1) Prima osservazione. In Palestina e in particolare in Galilea vivevano, al tempo di Gesù, gli Ebrei tornati dall’esilio secoli prima, normalmente più retrogradi ed integralisti degli Ebrei della diaspora che erano molti di più in tutto l’Impero, diffusi soprattutto in oriente, fino verso la Cina. Questi Ebrei di Palestina erano più chiusi e quindi più integralisti degli Ebrei della diaspora, che venivano chiamati gli ellenisti perché ormai inseriti nella cultura ellenica, greca e inseriti meglio nel mondo greco-romano. Cafarnao era una delle roccaforti di questo integralismo. I discepoli di Gesù erano considerati come degli eretici e li chiamavano i minim che voleva dire i caduti dalla fede, gente cioè che aveva perso la fede. Caso volle che il figlio del capo della sinagoga di Cafarnao divenisse cristiano in epoca post pasquale e cioè dopo la morte e la resurrezione di Cristo, quando la comunità cristiana cominciò ad espandersi oltre Gerusalemme e la Giudea. Il padre voleva ucciderlo perché questa conversione del figlio era per lui un’onta e un disonore per tutta la città. Il consiglio della sinagoga pregò il padre di non ucciderlo, ma di esiliarlo per sempre dalla città. Questo per spiegare in quale atmosfera di integralismo Gesù operava e predicava l’amore per il prossimo.

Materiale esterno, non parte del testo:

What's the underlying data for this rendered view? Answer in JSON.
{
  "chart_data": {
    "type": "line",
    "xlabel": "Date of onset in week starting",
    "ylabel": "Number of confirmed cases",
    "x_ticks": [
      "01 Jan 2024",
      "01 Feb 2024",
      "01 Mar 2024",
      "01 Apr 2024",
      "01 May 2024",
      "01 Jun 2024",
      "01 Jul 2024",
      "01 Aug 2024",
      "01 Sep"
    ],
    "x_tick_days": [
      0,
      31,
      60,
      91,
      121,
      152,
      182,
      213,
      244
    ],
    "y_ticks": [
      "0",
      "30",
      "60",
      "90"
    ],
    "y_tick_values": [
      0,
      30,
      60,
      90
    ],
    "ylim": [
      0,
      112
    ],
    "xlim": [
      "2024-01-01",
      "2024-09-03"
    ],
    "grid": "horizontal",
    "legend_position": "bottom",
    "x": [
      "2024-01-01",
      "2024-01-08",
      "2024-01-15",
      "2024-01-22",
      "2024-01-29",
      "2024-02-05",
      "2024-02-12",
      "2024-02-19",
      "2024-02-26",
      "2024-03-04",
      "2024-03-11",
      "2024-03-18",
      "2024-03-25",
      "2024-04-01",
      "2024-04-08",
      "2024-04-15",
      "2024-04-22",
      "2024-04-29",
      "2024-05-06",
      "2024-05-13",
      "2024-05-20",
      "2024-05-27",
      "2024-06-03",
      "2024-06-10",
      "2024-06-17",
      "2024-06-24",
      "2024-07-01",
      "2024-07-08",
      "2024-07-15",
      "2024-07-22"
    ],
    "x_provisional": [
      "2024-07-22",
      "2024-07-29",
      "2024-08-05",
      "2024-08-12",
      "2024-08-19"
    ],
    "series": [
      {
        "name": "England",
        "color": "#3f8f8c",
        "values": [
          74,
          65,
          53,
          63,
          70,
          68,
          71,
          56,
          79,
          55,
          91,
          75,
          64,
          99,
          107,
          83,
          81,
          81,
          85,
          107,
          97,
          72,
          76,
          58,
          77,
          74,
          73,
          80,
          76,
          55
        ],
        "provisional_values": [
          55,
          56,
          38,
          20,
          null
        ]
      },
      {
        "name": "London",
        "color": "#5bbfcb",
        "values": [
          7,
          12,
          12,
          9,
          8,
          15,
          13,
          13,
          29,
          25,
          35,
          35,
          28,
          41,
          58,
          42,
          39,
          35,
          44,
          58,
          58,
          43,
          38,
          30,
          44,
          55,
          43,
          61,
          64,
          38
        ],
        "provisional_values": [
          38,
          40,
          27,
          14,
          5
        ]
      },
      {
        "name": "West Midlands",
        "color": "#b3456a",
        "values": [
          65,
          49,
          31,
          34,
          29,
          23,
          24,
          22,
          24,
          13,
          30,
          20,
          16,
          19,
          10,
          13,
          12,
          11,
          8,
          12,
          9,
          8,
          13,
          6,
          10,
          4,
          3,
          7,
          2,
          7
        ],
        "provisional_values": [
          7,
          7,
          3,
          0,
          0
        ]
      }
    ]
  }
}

2) Seconda osservazione. Roma guardava con preoccupazione alla zona calda della Palestina. Finché ci fu Erode il Grande, Roma restò tranquilla. Erode era molto riconoscente verso Roma versando all’erario lauti contributi. Erode si barcamenava con molta abilità politica dedicando alcune città agli imperatori di quel tempo. Erode fu un magnate dal punto di vista delle costruzioni. Costruì e rinforzò parecchie città, fra cui la stessa Gerusalemme, poi Cesarea Marittima e Cesarea di Filippo. Andò a costruire in onore di Roma anche ad Antiochia di Siria. Dopo Erode il Grande, Roma intervenne più volte per mantenere calma la situazione in Palestina. Archelao, figlio di Erode il Grande, era stato fatto etnarca. Doveva essere fatto re, ma Roma doveva approvare la sua nomina a re della Giudea. Per avere questa nomina Archelao si recò a Roma, ma a Roma gli Ebrei insorsero presso il senato perché non gli venisse dato questo titolo di re. Archelao tornò infuriatissimo e due città in Palestina si ribellarono: Sefforis ed Emmaus. Allora Virgilio Varo, che era legato romano in Siria, scese in Palestina, distrusse e rase al suolo Sefforis ed Emmaus e crocifisse 2000 Ebrei fuori di Gerusalemme. Ci si può immaginare il clima di terrore che venne a crearsi nell’ambiente palestinese dopo questo fatto. Questo è il contesto in cui maturò il regno di Dio proclamato da Gesù.

3) Terza osservazione. Il procuratore romano di Giudea dopo Archelao, dal 6 d.C. in poi, si era riservato in Palestina il cosiddetto ius gladii e cioè il diritto dell’esercizio della pena di morte, esautorando il Sinedrio che prima esercitava questo diritto. Gesù quindi morirà crocifisso e non lapidato proprio per questo motivo. Questo naturalmente rappresentava una grande sfiducia verso gli Ebrei e sul modo di esercitare la giustizia in Palestina. Si può vedere da questi  equilibri e da queste tensioni quale impatto ebbero questi avvenimenti e queste decisioni sulle vicende di Gesù e cosa potevano significare questi avvenimenti per lui. Se Gesù restava in Galilea, dove c’era Erode Antipa, sarebbe stato decapitato come Giovanni Battista. Essendosi invece recato dalla Galilea a Gerusalemme per annunciare il suo ultimo messaggio, venne arrestato e giudicato da Pilato, il quale lo condannò alla pena capitale mediante crocifissione secondo l’uso romano.